The sites of Mor Sabor and Afroth Jacobite Syrian Orthodox Cathedral were built in 825 AD and named after two Syrian Orthodox bishops who arrived India in 825 AD, Mor Sabor and Mor Afroth. The Patriarchs of Antioch who visited India have visited this ancient cathedral in Nedumbassery starting with HH.Patriarch Ignatious Peter IV of Antioch in 1876. Malankara Metropolitan Bishop St. Athanasius Paulose Pynadath (1918–53) of Jacobite Syrian Orthodox Church frequently visited Mor Sabor and Mor Afroth Jacobite Church in Nedumbassery as it was his home parish. This church was a decision making centre of Jacobite Syrian Church of India as all Indian bishops and middle East Syriac bishops routinely visited here..

==Education==
An English High school was built at Nedumbassery in 1939 by Jacobite Syrian Bishop H.E. Mor Gregorios Vayaliparambil (also the first chairman of Mor Athanasious College Association, Kothamangalam) and was known as 'Mor Athanasious High School'. This school provided education to all people in the nearby areas including Angamaly and Perumbavur. The school has been a source of education to all classes of people and has produced many IAS officers and top bureaucrats for India. In 1949 Mor Gregorios Vayaliparambil Pynadath constructed a new church in Nedumbassery, opposite his school known as St.George Jacobite Syrian Church.

==Economy==
There was a manufacturing unit built using Japanese collaboration functioning here in the late 1960s called 'Toshiba Anand' which was since then decommissioned. A state-owned heavy agro machinery industry called 'KAMCO' (Kerala Agro Machinery Corporation Ltd) is also functioning here. The Japanese delegation of agricultural scientist had conducted study of paddy cultivation in Nedumbassery in a joint venture with Government of India in the 1960s. Nedumbassery was historically used for rice cultivation and large paddy fields - prior to airport land acquisition.
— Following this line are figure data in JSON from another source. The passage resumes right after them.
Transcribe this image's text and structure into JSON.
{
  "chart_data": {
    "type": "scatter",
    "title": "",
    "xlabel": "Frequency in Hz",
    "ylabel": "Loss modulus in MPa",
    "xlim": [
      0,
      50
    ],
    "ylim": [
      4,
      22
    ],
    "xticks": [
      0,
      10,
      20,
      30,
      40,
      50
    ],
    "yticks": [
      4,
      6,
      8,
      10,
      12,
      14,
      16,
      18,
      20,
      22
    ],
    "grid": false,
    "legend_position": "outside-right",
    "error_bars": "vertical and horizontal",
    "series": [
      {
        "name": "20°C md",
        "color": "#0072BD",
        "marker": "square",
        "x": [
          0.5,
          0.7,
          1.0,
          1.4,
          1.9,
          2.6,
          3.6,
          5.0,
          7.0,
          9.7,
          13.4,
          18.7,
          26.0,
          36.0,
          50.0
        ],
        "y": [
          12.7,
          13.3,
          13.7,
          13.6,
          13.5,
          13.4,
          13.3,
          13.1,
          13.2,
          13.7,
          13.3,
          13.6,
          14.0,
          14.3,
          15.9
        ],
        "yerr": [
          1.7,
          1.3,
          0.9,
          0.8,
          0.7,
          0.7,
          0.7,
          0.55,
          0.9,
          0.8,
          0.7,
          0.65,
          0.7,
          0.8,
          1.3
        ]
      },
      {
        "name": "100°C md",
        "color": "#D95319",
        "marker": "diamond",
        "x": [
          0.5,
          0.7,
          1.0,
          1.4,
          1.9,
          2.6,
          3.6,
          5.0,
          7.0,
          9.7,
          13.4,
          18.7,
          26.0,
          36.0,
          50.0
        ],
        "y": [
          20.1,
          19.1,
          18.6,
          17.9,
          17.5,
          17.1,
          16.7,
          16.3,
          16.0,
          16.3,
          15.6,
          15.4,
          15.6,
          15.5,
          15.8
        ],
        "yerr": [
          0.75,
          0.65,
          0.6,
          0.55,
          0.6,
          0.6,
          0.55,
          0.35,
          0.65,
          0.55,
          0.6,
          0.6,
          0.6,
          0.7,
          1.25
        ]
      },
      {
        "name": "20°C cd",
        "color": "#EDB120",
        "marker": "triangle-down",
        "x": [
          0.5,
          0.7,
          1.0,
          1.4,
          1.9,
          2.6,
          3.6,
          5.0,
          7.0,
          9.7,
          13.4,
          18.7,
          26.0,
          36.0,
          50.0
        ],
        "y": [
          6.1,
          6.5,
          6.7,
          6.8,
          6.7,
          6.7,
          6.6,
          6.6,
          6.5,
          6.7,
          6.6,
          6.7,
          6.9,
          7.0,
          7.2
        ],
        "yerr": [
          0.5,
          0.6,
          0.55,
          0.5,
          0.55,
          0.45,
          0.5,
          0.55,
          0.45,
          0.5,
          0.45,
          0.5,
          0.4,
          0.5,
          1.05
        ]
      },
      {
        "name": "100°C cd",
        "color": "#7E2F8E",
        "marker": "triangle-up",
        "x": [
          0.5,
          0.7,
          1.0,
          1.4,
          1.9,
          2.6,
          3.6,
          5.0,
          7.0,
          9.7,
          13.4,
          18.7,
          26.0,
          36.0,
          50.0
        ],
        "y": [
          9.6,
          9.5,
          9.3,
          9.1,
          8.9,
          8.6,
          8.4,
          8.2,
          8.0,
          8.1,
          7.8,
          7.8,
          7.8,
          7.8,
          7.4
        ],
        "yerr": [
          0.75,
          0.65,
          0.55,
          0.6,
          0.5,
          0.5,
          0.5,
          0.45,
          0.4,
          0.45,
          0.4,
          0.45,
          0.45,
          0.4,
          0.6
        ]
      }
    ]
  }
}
There is a Panchayat office and post office at Kariyad in Nedumbassery.

=== Cochin International Airport ===

Nedumbassery is the location of Cochin International Airport, the first airport in India built from a P3 development portfolio. It also houses the airport's solar plant, making it the first fully solar powered airport in India and the world. Due to its location, the airport is colloquially referred to as Nedumbassery Airport among the local populace. As a result of the previous geography of Nedumbassery, the entire airport was built by filling vast paddy fields with special government permission.

The airport has since has been the principal airport serving Kerala, being key contributor to the economic growth of Nedumbassery and Greater Kochi, since initial civil operations were transferred from the INS Garuda naval enclave within the city east of Kochi. In addition, it has become the eighth largest airport in terms of passenger movement within India as of 2024.

A new approach road has been built exclusively from the NH544 to the airport and new hotels and businesses have come up on the sides on the new road with a bridge above the railway underpass, in alignment with aerotropolis design plans of Nedumbassery.